The Answer

New Horizon

Napalm
VÖ: 2013

Prägender Dreck in den Rillen

2005 war ihr Debütalbum noch nicht einmal aufgenommen, da zog speziell die britische Musikpresse schon alle Register der Legendenbildung und feierte das junge Quartett aus Nordirland als die Reinkarnation von Free — wenn nicht sogar von Led Zeppelin. Dazu mag man stehen wie man möchte: Dass The Answer an vorderster Front maßgeblich zum Revival des bluesaffinen Classic-Rock der letzten Jahre beigetragen haben, wird niemand ernsthaft bestreiten.

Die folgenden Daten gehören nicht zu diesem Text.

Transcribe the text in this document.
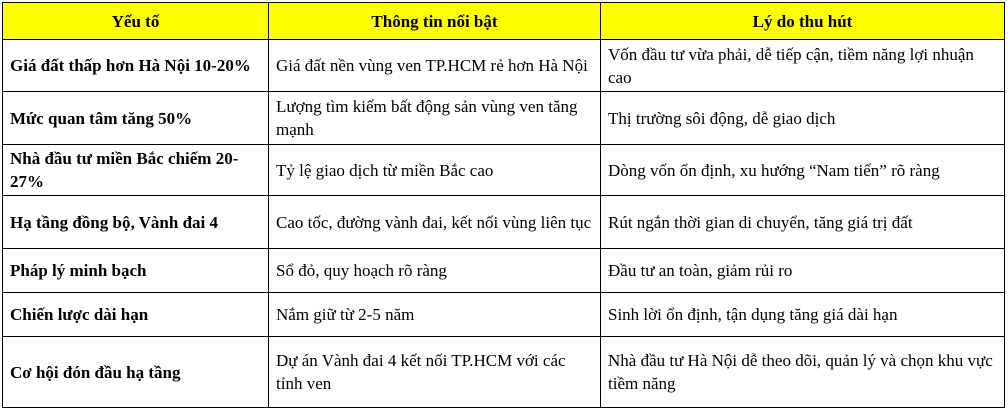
Yếu tố	Thông tin nổi bật	Lý do thu hút
Giá đất thấp hơn Hà Nội 10-20%	Giá đất nền vùng ven TP.HCM rẻ hơn Hà Nội	Vốn đầu tư vừa phải, dễ tiếp cận, tiềm năng lợi nhuận cao
Mức quan tâm tăng 50%	Lượng tìm kiếm bất động sản vùng ven tăng mạnh	Thị trường sôi động, dễ giao dịch
Nhà đầu tư miền Bắc chiếm 20-27%	Tỷ lệ giao dịch từ miền Bắc cao	Dòng vốn ổn định, xu hướng “Nam tiến” rõ ràng
Hạ tầng đồng bộ, Vành đai 4	Cao tốc, đường vành đai, kết nối vùng liên tục	Rút ngắn thời gian di chuyển, tăng giá trị đất
Pháp lý minh bạch	Sổ đỏ, quy hoạch rõ ràng	Đầu tư an toàn, giảm rủi ro
Chiến lược dài hạn	Nắm giữ từ 2-5 năm	Sinh lời ổn định, tận dụng tăng giá dài hạn
Cơ hội đón đầu hạ tầng	Dự án Vành đai 4 kết nối TP.HCM với các tỉnh ven	Nhà đầu tư Hà Nội dễ theo dõi, quản lý và chọn khu vực tiềm năng
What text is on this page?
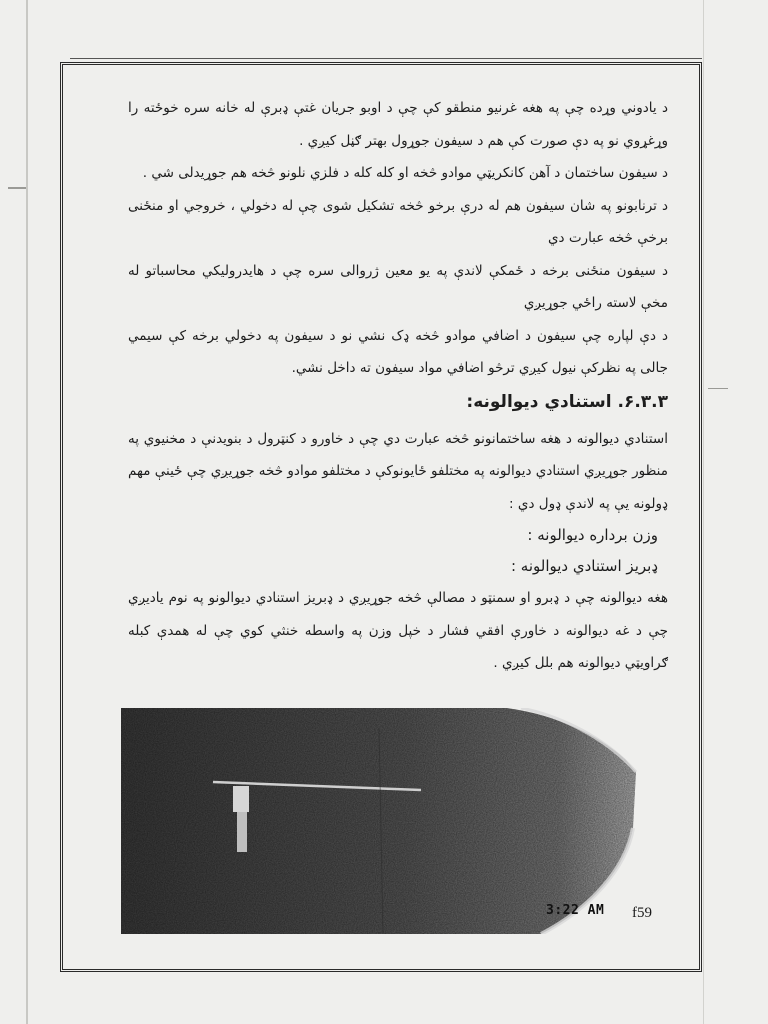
د یادوني وړده چې په هغه غرنیو منطقو کې چې د اوبو جریان غتې ډبرې له خانه سره خوځته را وړغړوي نو په دې صورت کې هم د سیفون جوړول بهتر ګڼل کیږي .

د سیفون ساختمان د آهن کانکریټي موادو څخه او کله کله د فلزي نلونو څخه هم جوړیدلی شي .

د ترنابونو په شان سیفون هم له درې برخو څخه تشکیل شوی چې له دخولي ، خروجي او منځنی برخې څخه عبارت دي

د سیفون منځنی برخه د ځمکې لاندې په یو معین ژروالی سره چې د هایدرولیکي محاسباتو له مخې لاسته راځي جوړیږي

د دې لپاره چې سیفون د اضافي موادو څخه ډک نشي نو د سیفون په دخولي برخه کې سیمي جالی په نظرکې نیول کیږي ترڅو اضافي مواد سیفون ته داخل نشي.

۶.۳.۳. استنادي دیوالونه:

استنادي دیوالونه د هغه ساختمانونو څخه عبارت دي چې د خاورو د کنټرول د بنویدنې د مخنیوي په منظور جوړیږي استنادي دیوالونه په مختلفو ځایونوکې د مختلفو موادو څخه جوړیږي چې ځینې مهم ډولونه یې په لاندې ډول دي :

وزن برداره دیوالونه :

ډبریز استنادي دیوالونه :

هغه دیوالونه چې د ډبرو او سمنټو د مصالې څخه جوړیږي د ډبریز استنادي دیوالونو په نوم یادیږي چې د غه دیوالونه د خاورې افقي فشار د خپل وزن په واسطه خنثي کوي چې له همدې کبله ګراویټي دیوالونه هم بلل کیږي .

3:22 AM f59
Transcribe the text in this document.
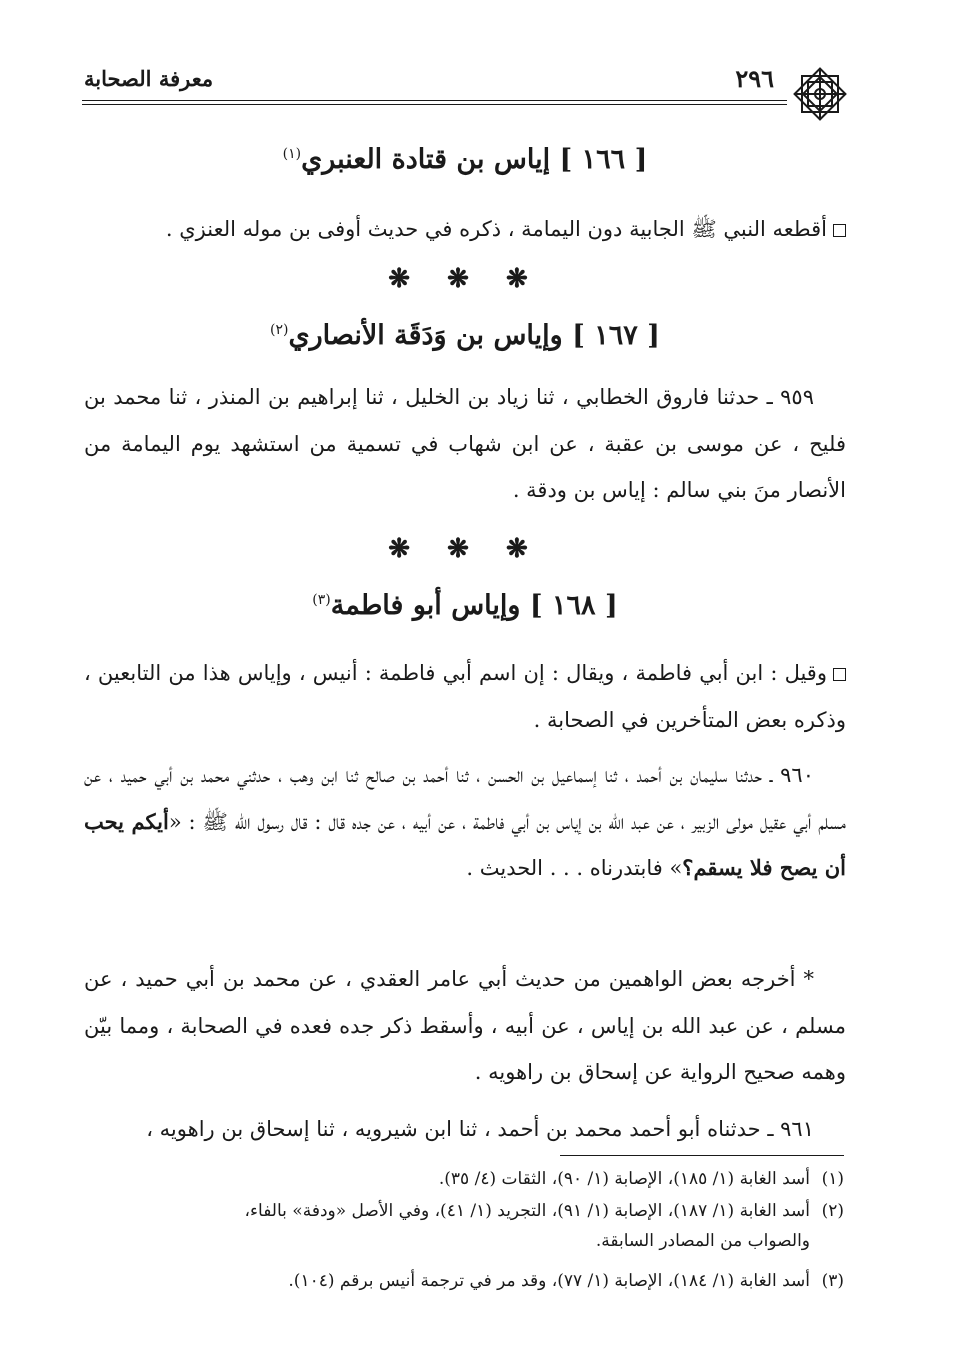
معرفة الصحابة	٢٩٦
[ ١٦٦ ] إياس بن قتادة العنبري$^{(١)}$
أقطعه النبي ﷺ الجابية دون اليمامة ، ذكره في حديث أوفى بن موله العنزي .
❋ ❋ ❋
[ ١٦٧ ] وإياس بن وَدَقَة الأنصاري$^{(٢)}$
٩٥٩ ـ حدثنا فاروق الخطابي ، ثنا زياد بن الخليل ، ثنا إبراهيم بن المنذر ، ثنا محمد بن فليح ، عن موسى بن عقبة ، عن ابن شهاب في تسمية من استشهد يوم اليمامة من الأنصار منَ بني سالم : إياس بن ودقة .
❋ ❋ ❋
[ ١٦٨ ] وإياس أبو فاطمة$^{(٣)}$
وقيل : ابن أبي فاطمة ، ويقال : إن اسم أبي فاطمة : أنيس ، وإياس هذا من التابعين ، وذكره بعض المتأخرين في الصحابة .
٩٦٠ ـ حدثنا سليمان بن أحمد ، ثنا إسماعيل بن الحسن ، ثنا أحمد بن صالح ثنا ابن وهب ، حدثني محمد بن أبي حميد ، عن مسلم أبي عقيل مولى الزبير ، عن عبد الله بن إياس بن أبي فاطمة ، عن أبيه ، عن جده قال : قال رسول الله ﷺ : «أيكم يحب أن يصح فلا يسقم؟» فابتدرناه . . . الحديث .
* أخرجه بعض الواهمين من حديث أبي عامر العقدي ، عن محمد بن أبي حميد ، عن مسلم ، عن عبد الله بن إياس ، عن أبيه ، وأسقط ذكر جده فعده في الصحابة ، ومما بيّن وهمه صحيح الرواية عن إسحاق بن راهويه .
٩٦١ ـ حدثناه أبو أحمد محمد بن أحمد ، ثنا ابن شيرويه ، ثنا إسحاق بن راهويه ،
(١)أسد الغابة (١/ ١٨٥)، الإصابة (١/ ٩٠)، الثقات (٤/ ٣٥).
(٢)أسد الغابة (١/ ١٨٧)، الإصابة (١/ ٩١)، التجريد (١/ ٤١)، وفي الأصل «ودفة» بالفاء،
والصواب من المصادر السابقة.
(٣)أسد الغابة (١/ ١٨٤)، الإصابة (١/ ٧٧)، وقد مر في ترجمة أنيس برقم (١٠٤).
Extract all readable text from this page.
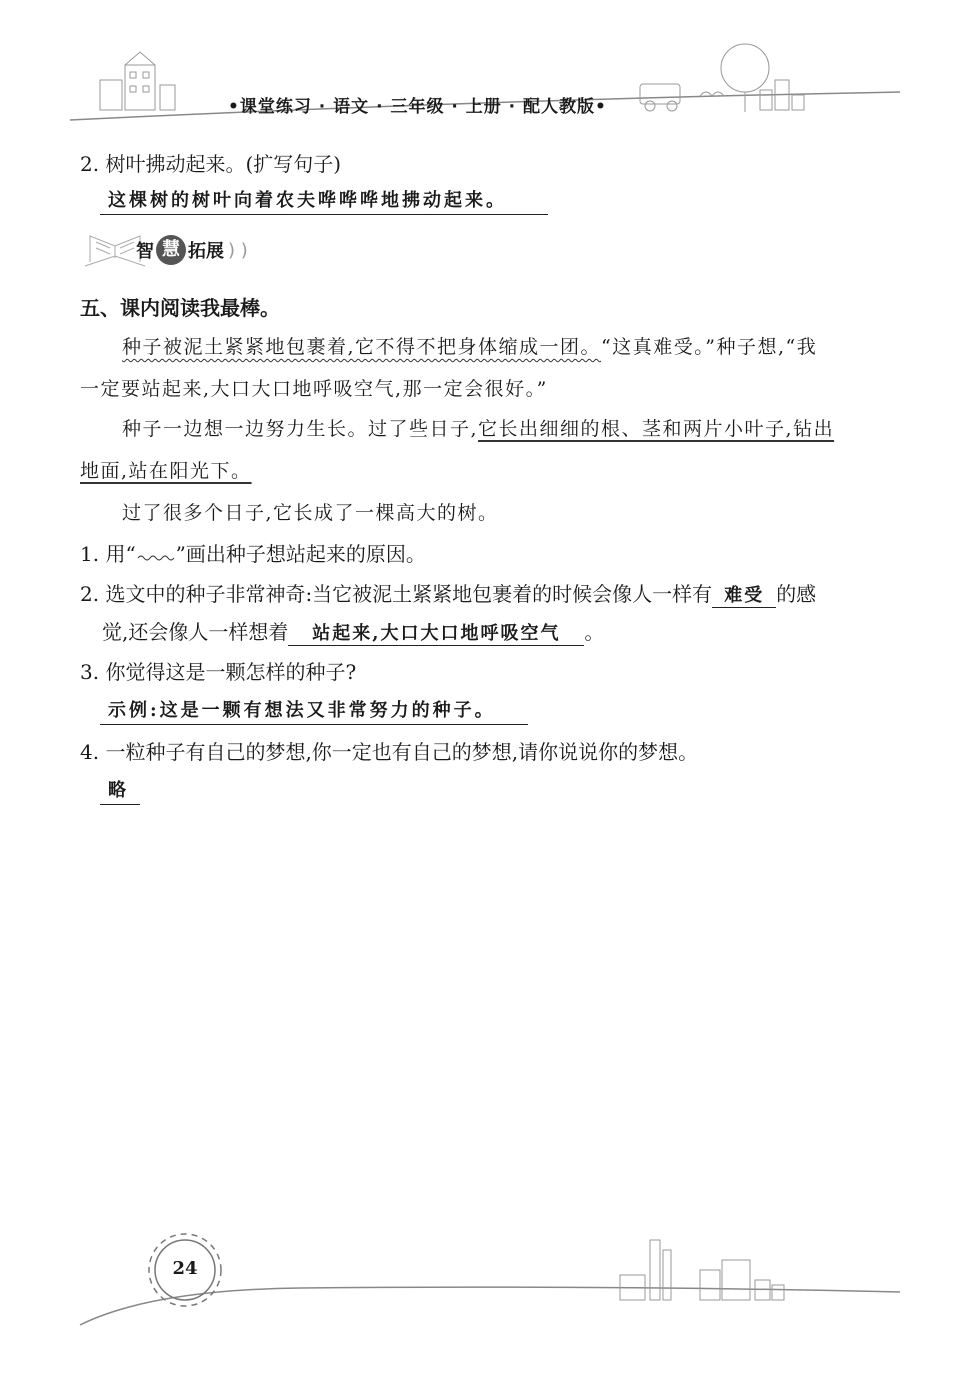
•课堂练习 · 语文 · 三年级 · 上册 · 配人教版•
2. 树叶拂动起来。(扩写句子)
这棵树的树叶向着农夫哗哗哗地拂动起来。
智 慧 拓展 ) )
五、课内阅读我最棒。
种子被泥土紧紧地包裹着,它不得不把身体缩成一团。“这真难受。”种子想,“我
一定要站起来,大口大口地呼吸空气,那一定会很好。”
种子一边想一边努力生长。过了些日子,它长出细细的根、茎和两片小叶子,钻出
地面,站在阳光下。
过了很多个日子,它长成了一棵高大的树。
1. 用“ ”画出种子想站起来的原因。
2. 选文中的种子非常神奇:当它被泥土紧紧地包裹着的时候会像人一样有 难受 的感
觉,还会像人一样想着 站起来,大口大口地呼吸空气 。
3. 你觉得这是一颗怎样的种子?
示例:这是一颗有想法又非常努力的种子。
4. 一粒种子有自己的梦想,你一定也有自己的梦想,请你说说你的梦想。
略
24
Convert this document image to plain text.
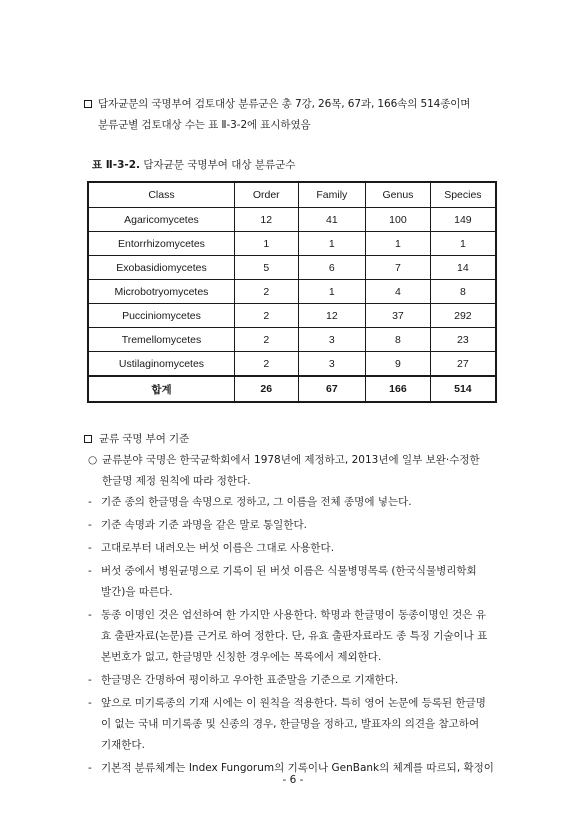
담자균문의 국명부여 검토대상 분류군은 총 7강, 26목, 67과, 166속의 514종이며
분류군별 검토대상 수는 표 Ⅱ-3-2에 표시하였음
표 Ⅱ-3-2. 담자균문 국명부여 대상 분류군수
Class	Order	Family	Genus	Species
Agaricomycetes	12	41	100	149
Entorrhizomycetes	1	1	1	1
Exobasidiomycetes	5	6	7	14
Microbotryomycetes	2	1	4	8
Pucciniomycetes	2	12	37	292
Tremellomycetes	2	3	8	23
Ustilaginomycetes	2	3	9	27
합계	26	67	166	514
균류 국명 부여 기준
○ 균류분야 국명은 한국균학회에서 1978년에 제정하고, 2013년에 일부 보완·수정한
한글명 제정 원칙에 따라 정한다.
- 기준 종의 한글명을 속명으로 정하고, 그 이름을 전체 종명에 넣는다.
- 기준 속명과 기준 과명을 같은 말로 통일한다.
- 고대로부터 내려오는 버섯 이름은 그대로 사용한다.
- 버섯 중에서 병원균명으로 기록이 된 버섯 이름은 식물병명목록 (한국식물병리학회
발간)을 따른다.
- 동종 이명인 것은 엄선하여 한 가지만 사용한다. 학명과 한글명이 동종이명인 것은 유
효 출판자료(논문)를 근거로 하여 정한다. 단, 유효 출판자료라도 종 특징 기술이나 표
본번호가 없고, 한글명만 신칭한 경우에는 목록에서 제외한다.
- 한글명은 간명하여 평이하고 우아한 표준말을 기준으로 기재한다.
- 앞으로 미기록종의 기재 시에는 이 원칙을 적용한다. 특히 영어 논문에 등록된 한글명
이 없는 국내 미기록종 및 신종의 경우, 한글명을 정하고, 발표자의 의견을 참고하여
기재한다.
- 기본적 분류체계는 Index Fungorum의 기록이나 GenBank의 체계를 따르되, 확정이
- 6 -
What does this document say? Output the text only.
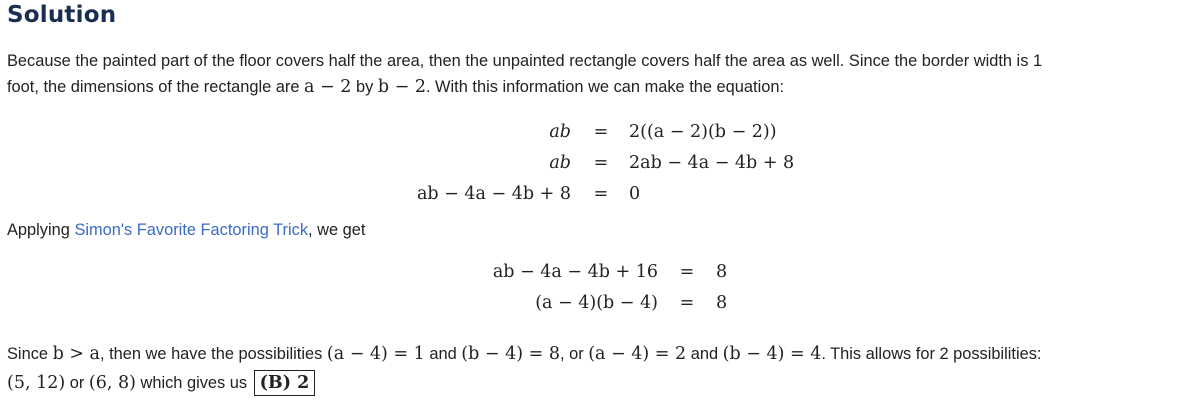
Solution
Because the painted part of the floor covers half the area, then the unpainted rectangle covers half the area as well. Since the border width is 1
foot, the dimensions of the rectangle are a − 2 by b − 2. With this information we can make the equation:
ab = 2((a − 2)(b − 2))
ab = 2ab − 4a − 4b + 8
ab − 4a − 4b + 8 = 0
Applying Simon's Favorite Factoring Trick, we get
ab − 4a − 4b + 16 = 8
(a − 4)(b − 4) = 8
Since b > a, then we have the possibilities (a − 4) = 1 and (b − 4) = 8, or (a − 4) = 2 and (b − 4) = 4. This allows for 2 possibilities:
(5, 12) or (6, 8) which gives us (B) 2
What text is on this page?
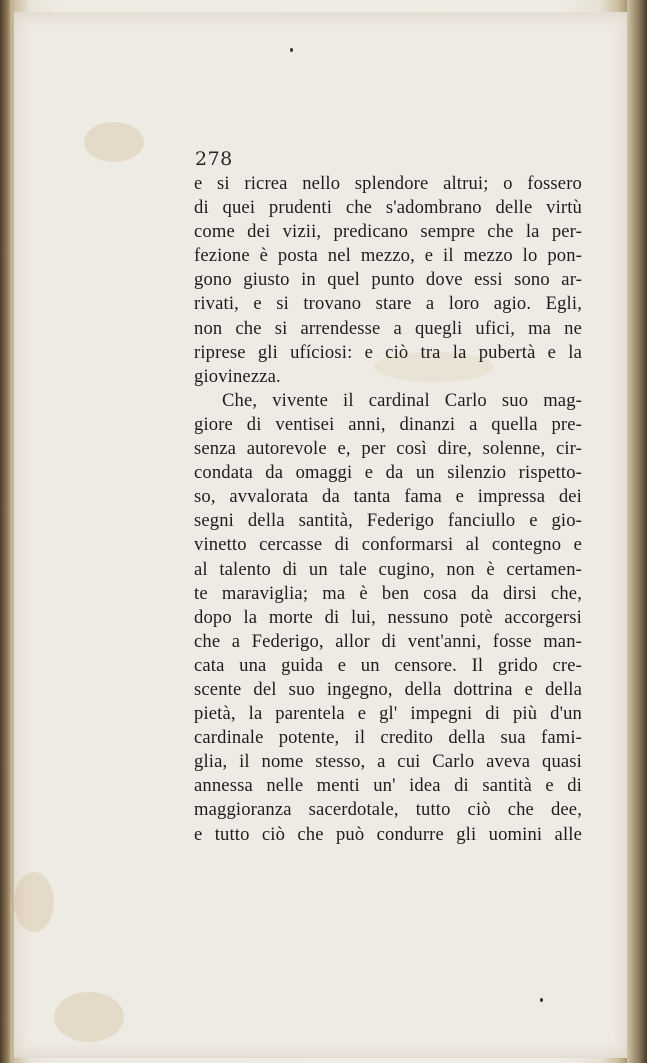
278
e si ricrea nello splendore altrui; o fossero
di quei prudenti che s'adombrano delle virtù
come dei vizii, predicano sempre che la per-
fezione è posta nel mezzo, e il mezzo lo pon-
gono giusto in quel punto dove essi sono ar-
rivati, e si trovano stare a loro agio. Egli,
non che si arrendesse a quegli ufici, ma ne
riprese gli ufíciosi: e ciò tra la pubertà e la
giovinezza.
Che, vivente il cardinal Carlo suo mag-
giore di ventisei anni, dinanzi a quella pre-
senza autorevole e, per così dire, solenne, cir-
condata da omaggi e da un silenzio rispetto-
so, avvalorata da tanta fama e impressa dei
segni della santità, Federigo fanciullo e gio-
vinetto cercasse di conformarsi al contegno e
al talento di un tale cugino, non è certamen-
te maraviglia; ma è ben cosa da dirsi che,
dopo la morte di lui, nessuno potè accorgersi
che a Federigo, allor di vent'anni, fosse man-
cata una guida e un censore. Il grido cre-
scente del suo ingegno, della dottrina e della
pietà, la parentela e gl' impegni di più d'un
cardinale potente, il credito della sua fami-
glia, il nome stesso, a cui Carlo aveva quasi
annessa nelle menti un' idea di santità e di
maggioranza sacerdotale, tutto ciò che dee,
e tutto ciò che può condurre gli uomini alle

Dem schmackhaften Rise (2006) ließen sie drei Jahre später Everyday Demons folgen: eine vorzügliche, hochenergetische Platte, für die The Answer ihrer Musik wertvolle Zwischentöne spendierten und Reminiszenzen an Free, Led Zep, Badlands und Rory Gallagher so fest zusammenschweißten, dass im Funkenflug ein ganz eigenes Profil daraus entstand. Und dann? Die Konzertreise mit AC/DC durch die Stadien und Arenen dieser Welt schien im Nachgang das Gefühl der Verpflichtung zu schüren, sich jenen Örtlichkeiten ein Stück anpassen zu müssen: Songs und Produktion von Revival gerieten 2011 auffällig opulent und ausgetüftelt bis ins Kleinstdetail. Ein sehr gutes Album zweifellos, andererseits aber auch weit entfernt von dem harschen, unter gefährlichem Überdruck entstandenen Roadmovie des Vorgängers.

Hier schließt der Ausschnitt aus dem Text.